For Florida voters, November 6 is about more than the presidential election. The ballot includes 11 proposed changes to Florida’s constitution.
These changes, which would require 60 percent of the vote to pass, deal with some heavy issues, such as abortion rights and funding and religious freedom. But property taxes appear to be top-of-mind – 4 of the 11 proposed amendments deal with changes to the Florida homestead laws. Here’s a quick rundown of the proposed changes to Florida homestead protection:
Amendment 2: Veterans Disabled Due to Combat Injury; Homestead Property Tax Discount
Florida law currently provides increased homestead benefits for Florida resident that are disabled in military combat. Disabled veterans are given a reduction in property taxes that is based on the veteran’s disability, as determined by the U.S. Department of Veterans Affairs. Amendment 2 would extend the protection to individuals who were not Florida residents when they entered the military.
Amendment 4: Property Tax Limitations; Property Value Decline; Reduction for Nonhomestead Assessment Increases, Delay of Scheduled Repeal
Among the many benefits of qualification for Florida homestead is a 3 percent limitation on property tax increases under the “Save Our Homes” legislation.
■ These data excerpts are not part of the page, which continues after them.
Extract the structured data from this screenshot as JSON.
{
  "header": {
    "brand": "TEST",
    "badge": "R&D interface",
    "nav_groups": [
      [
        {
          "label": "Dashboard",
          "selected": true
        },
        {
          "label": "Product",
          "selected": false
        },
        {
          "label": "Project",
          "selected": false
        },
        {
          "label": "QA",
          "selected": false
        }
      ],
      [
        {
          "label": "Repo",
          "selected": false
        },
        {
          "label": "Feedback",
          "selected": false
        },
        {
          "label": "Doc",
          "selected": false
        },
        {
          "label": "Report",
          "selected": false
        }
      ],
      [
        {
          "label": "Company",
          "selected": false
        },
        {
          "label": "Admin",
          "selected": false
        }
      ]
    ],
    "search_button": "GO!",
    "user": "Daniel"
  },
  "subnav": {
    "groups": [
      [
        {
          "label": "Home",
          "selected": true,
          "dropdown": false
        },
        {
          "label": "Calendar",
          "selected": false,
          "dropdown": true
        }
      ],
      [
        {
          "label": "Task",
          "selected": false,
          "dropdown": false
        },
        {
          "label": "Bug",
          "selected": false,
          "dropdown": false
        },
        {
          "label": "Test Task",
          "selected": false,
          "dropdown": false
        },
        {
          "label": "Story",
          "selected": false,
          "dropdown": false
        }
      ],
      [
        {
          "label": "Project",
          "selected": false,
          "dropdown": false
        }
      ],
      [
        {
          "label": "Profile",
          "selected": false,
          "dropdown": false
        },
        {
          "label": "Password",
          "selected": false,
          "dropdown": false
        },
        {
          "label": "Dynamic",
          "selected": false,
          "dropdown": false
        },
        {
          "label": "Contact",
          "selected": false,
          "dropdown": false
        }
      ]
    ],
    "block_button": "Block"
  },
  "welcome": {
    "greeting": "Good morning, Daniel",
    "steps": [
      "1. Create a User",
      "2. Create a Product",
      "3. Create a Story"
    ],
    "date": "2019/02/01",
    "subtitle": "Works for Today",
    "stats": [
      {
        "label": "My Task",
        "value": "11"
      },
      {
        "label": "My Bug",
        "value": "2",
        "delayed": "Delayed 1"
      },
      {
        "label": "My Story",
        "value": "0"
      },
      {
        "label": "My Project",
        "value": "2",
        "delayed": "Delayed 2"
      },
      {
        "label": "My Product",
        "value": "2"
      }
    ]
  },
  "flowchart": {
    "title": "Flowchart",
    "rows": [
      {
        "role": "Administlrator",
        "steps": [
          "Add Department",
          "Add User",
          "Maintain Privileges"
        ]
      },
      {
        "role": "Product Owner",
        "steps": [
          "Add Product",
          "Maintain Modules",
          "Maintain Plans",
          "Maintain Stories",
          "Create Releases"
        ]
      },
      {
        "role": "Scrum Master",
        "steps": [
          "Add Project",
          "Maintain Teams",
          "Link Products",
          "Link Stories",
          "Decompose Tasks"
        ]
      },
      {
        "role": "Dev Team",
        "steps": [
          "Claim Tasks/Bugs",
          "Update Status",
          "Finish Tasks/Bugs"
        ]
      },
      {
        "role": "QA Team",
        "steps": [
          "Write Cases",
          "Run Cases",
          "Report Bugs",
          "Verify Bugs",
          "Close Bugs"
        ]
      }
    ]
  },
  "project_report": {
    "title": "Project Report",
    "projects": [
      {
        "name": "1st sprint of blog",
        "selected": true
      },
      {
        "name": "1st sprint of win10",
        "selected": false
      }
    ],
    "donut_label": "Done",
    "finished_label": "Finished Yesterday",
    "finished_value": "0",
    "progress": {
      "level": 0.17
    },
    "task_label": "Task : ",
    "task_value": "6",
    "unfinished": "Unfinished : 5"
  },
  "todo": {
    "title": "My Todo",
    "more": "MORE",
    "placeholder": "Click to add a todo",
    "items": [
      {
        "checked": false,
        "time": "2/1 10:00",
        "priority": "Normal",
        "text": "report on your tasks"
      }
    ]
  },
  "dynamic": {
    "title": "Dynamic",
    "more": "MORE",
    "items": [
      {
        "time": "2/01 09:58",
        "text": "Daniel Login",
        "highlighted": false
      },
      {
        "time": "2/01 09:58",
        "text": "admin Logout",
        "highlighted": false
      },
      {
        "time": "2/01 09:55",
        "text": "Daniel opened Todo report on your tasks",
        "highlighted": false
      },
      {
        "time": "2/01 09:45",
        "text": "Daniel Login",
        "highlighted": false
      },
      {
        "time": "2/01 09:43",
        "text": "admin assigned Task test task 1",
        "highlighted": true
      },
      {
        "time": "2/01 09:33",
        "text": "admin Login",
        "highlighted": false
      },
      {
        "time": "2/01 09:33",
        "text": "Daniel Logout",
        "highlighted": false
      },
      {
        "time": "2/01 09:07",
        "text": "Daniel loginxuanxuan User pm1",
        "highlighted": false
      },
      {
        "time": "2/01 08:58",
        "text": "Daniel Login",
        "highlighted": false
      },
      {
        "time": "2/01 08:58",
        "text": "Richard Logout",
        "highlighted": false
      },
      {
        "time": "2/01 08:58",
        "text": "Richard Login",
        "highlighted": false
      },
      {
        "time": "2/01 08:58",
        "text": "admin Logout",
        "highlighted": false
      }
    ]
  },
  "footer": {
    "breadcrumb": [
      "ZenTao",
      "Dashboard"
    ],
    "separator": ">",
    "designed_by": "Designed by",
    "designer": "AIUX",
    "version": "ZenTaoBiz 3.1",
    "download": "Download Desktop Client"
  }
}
No matter how much a homestead may increase in value, the tax-assessed value cannot increase more than 3 percent over the prior year’s value.
The Save Our Homes cap only applies to homestead property. Non-homestead property, such as rental or commercial real estate, is not covered by the cap. Amendment Four would extend protection to these non-homestead properties by capping the annual increase at 5 percent.
Amendment Four also provides additional benefits to new home buyers. Under the Amendment, new home buyers would receive a 50 percent exemption on the value of their homestead property for the first year of ownership.
Amendment 9: Homestead Property Tax Exemption for Surviving Spouse of Military Veteran or First Responder
Amendment 9 would provide tax relief to spouses of military members or first responders that died in the line of duty by allowing the Florida legislature to totally or partially exempt the surviving spouse’s homestead property from taxation.
Amendment 11: Additional Homestead Exemption; Low-Income Seniors Who Maintain Long-Term Residency on Property; Equal to Assessed Value
Amendment 11 provides additional homestead benefits for senior citizens that have lived in their home for at least 25 years. The additional homestead exemption would equal the assessed value of the property. To qualify:
- The property must be worth less than $250,000.00;
- The homeowner must have legal or equitable title to the property;
- The homeowner must have used the property as permanent legal residence for 25 years;
- The homeowner must be age 65 or older; and
- The homeowner’s income must be less than $27,030.00.
If these conditions are satisfied, the county or municipality that provides the exemption must pass a local government ordinance to implement the law. The exemption only applies to counties and cities that already offer an exemption for low-income seniors.